Thursday, May 21, 2009

MEDC Moves to Help Auto Suppliers Diversify

Two company announcements made this week exemplify the story of Michigan as it relates to job loss and job creation during this massive restructuring of the auto industry.

Yesterday, it was announced that auto supplier Metaldyne in Middleville has decided to shut down for good, citing the Chrysler bankruptcy, the uncertainty of GM's situation, the overall recession - and this key point - the tight credit market, as their reasons for closing. 110 jobs will be lost as of August 31st, just a small sample of the layoffs that are occuring in the automotive and manufacturing sector across the state, the layoffs that have added up to Michigan having the highest jobless rate in the country.

The day before that, the MEGA board at MEDC announced another round of tax credits that will attract and retain the businesses that show the best potential for growth, and in that release was a company named WJG Enterprises...

The plastic-injection molding company producing low-volume service parts for the automotive industry will diversify into production of new high-tech medical devices used in MRI and lab equipment through GE Healthcare Supplier Diversity Initiatives lead by Michael Lucas and Raphael Strosin. This has been made possible through the development of a strategic plan created by Christopher Baskel of Spectrum Health in Grand Rapids. This plan includes the mentorship of minority-owned companies to enter into the complex world of healthcare with the assistance of Donna Clutter and Lamont Robinson.


That is expected to create 251 total jobs, 109 directly at the company - which is strangely coincidental to the number that Metaldyne is losing. The circumstances are different; Metaldyne being a part of a larger, major coporation and WSJ being locally owned (as far as I can tell), but this illustrates the direction that auto suppliers need to take if they want to stay around. Diversify your product line, and your chance of survival greatly improves.

Efforts are being made to entice auto suppliers to grow into alternative energy, defense, and medical manufacturing; seminars are being held, credits being offered, as evidenced above. One problem companies are running into lately has been the lack of credit, and the Michigan Economic Development Corporation has now taken steps to facilitate that money getting into their hands.

A $12 million fund was launched by the state today to purchase participations in bank loans sought by auto suppliers working to diversify into growth industries.

The Michigan Strategic Fund board voted today to allocate $12 million for the program, called the Michigan Loan Participation Program, to ease the restrictions to lines of bank credit faced by suppliers.

“Stabilizing suppliers in Michigan is paramount to our economic diversification strategy,” Michigan Economic Development Corp. CEO Greg Main said in a statement. “Using these funds to loosen credit markets will allow many potential diversification projects to proceed, which will in turn bring jobs and investment to our state.”


Patrick Anderson's protests about tax credits aside (and you have to just love a study that calls three areas of credits "ineffective" simply because there wasn't any data to study for them. How can you know it is "ineffective" then? And by the way, the MEA is officially on my list now.

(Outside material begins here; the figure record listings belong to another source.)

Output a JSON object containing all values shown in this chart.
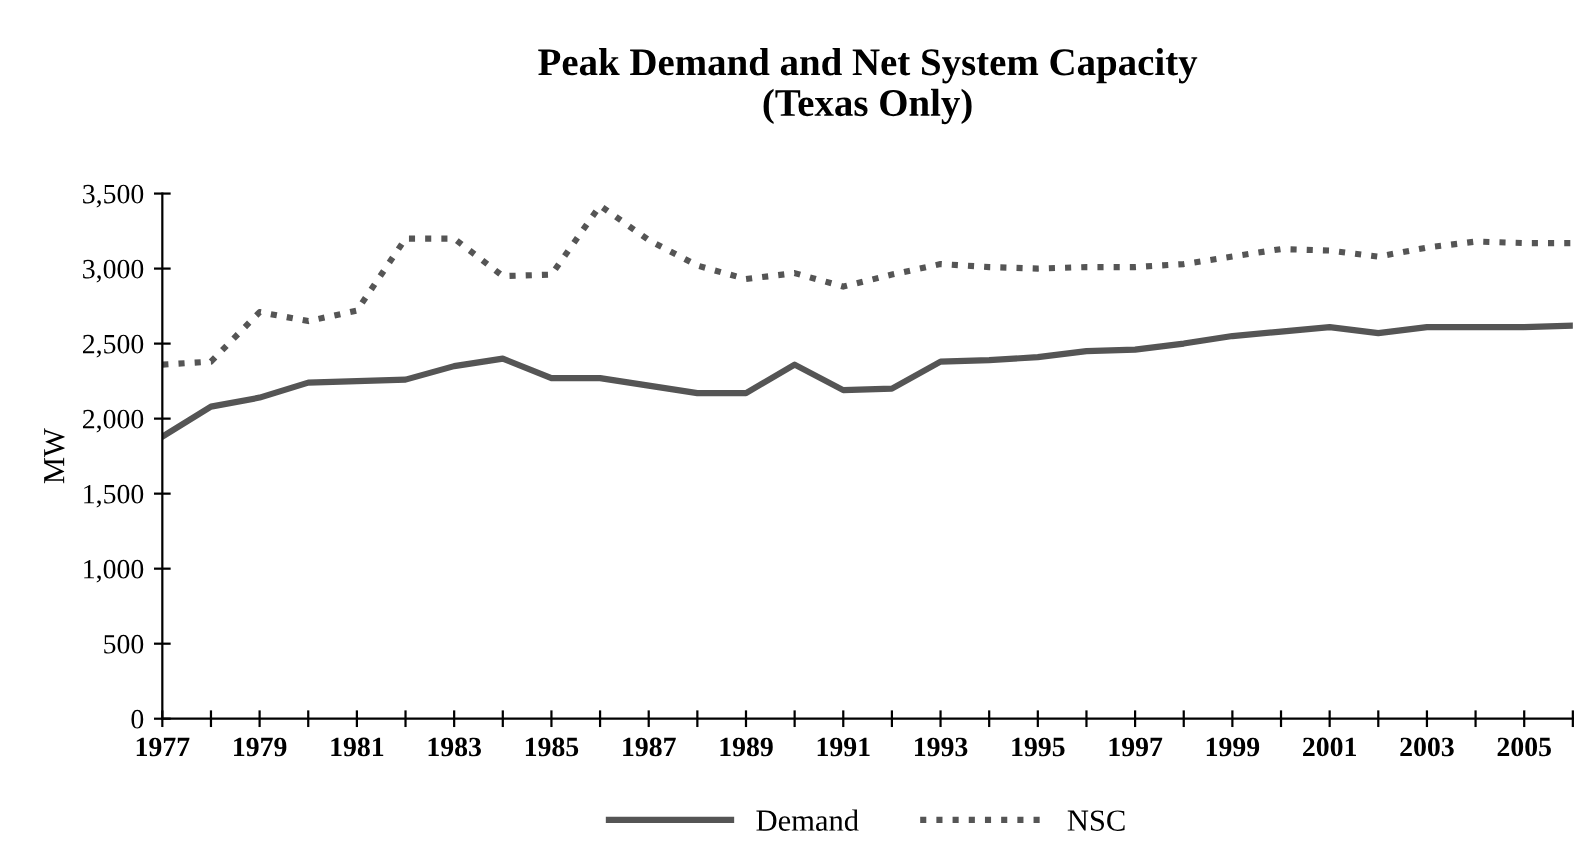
{
  "chart_data": {
    "type": "line",
    "title": "Peak Demand and Net System Capacity\n(Texas Only)",
    "ylabel": "MW",
    "x": [
      1977,
      1978,
      1979,
      1980,
      1981,
      1982,
      1983,
      1984,
      1985,
      1986,
      1987,
      1988,
      1989,
      1990,
      1991,
      1992,
      1993,
      1994,
      1995,
      1996,
      1997,
      1998,
      1999,
      2000,
      2001,
      2002,
      2003,
      2004,
      2005,
      2006
    ],
    "series": [
      {
        "name": "Demand",
        "color": "#555555",
        "line_style": "solid",
        "values": [
          1880,
          2080,
          2140,
          2240,
          2250,
          2260,
          2350,
          2400,
          2270,
          2270,
          2220,
          2170,
          2170,
          2360,
          2190,
          2200,
          2380,
          2390,
          2410,
          2450,
          2460,
          2500,
          2550,
          2580,
          2610,
          2570,
          2610,
          2610,
          2610,
          2620
        ]
      },
      {
        "name": "NSC",
        "color": "#555555",
        "line_style": "dotted",
        "values": [
          2360,
          2380,
          2710,
          2650,
          2720,
          3200,
          3200,
          2950,
          2960,
          3420,
          3190,
          3020,
          2930,
          2970,
          2880,
          2960,
          3030,
          3010,
          3000,
          3010,
          3010,
          3030,
          3080,
          3130,
          3120,
          3080,
          3140,
          3180,
          3170,
          3170
        ]
      }
    ],
    "xlim": [
      1977,
      2006
    ],
    "xticks": [
      1977,
      {
        "value": 1978,
        "label": null
      },
      1979,
      {
        "value": 1980,
        "label": null
      },
      1981,
      {
        "value": 1982,
        "label": null
      },
      1983,
      {
        "value": 1984,
        "label": null
      },
      1985,
      {
        "value": 1986,
        "label": null
      },
      1987,
      {
        "value": 1988,
        "label": null
      },
      1989,
      {
        "value": 1990,
        "label": null
      },
      1991,
      {
        "value": 1992,
        "label": null
      },
      1993,
      {
        "value": 1994,
        "label": null
      },
      1995,
      {
        "value": 1996,
        "label": null
      },
      1997,
      {
        "value": 1998,
        "label": null
      },
      1999,
      {
        "value": 2000,
        "label": null
      },
      2001,
      {
        "value": 2002,
        "label": null
      },
      2003,
      {
        "value": 2004,
        "label": null
      },
      2005,
      {
        "value": 2006,
        "label": null
      }
    ],
    "ylim": [
      0,
      3500
    ],
    "yticks": [
      {
        "value": 0,
        "label": "0"
      },
      {
        "value": 500,
        "label": "500"
      },
      {
        "value": 1000,
        "label": "1,000"
      },
      {
        "value": 1500,
        "label": "1,500"
      },
      {
        "value": 2000,
        "label": "2,000"
      },
      {
        "value": 2500,
        "label": "2,500"
      },
      {
        "value": 3000,
        "label": "3,000"
      },
      {
        "value": 3500,
        "label": "3,500"
      }
    ],
    "grid": false,
    "legend": "bottom",
    "marker": "none"
  }
}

You guys want to suck up to people who want to destroy your union, you get what you deserve), this is exactly what we need to be doing - focusing on the diversification of the companies that are already here and are in danger of going out of business due to auto fallout. Helping retain these jobs and the companies that want to diversify into high-growth areas has to be a lot easier than starting something fresh from the ground up, or fighting with other states to attract new jobs and investment.

We keep the base, the companies and employees, and we have a much better chance to keep growing from there. We let them go at our own peril.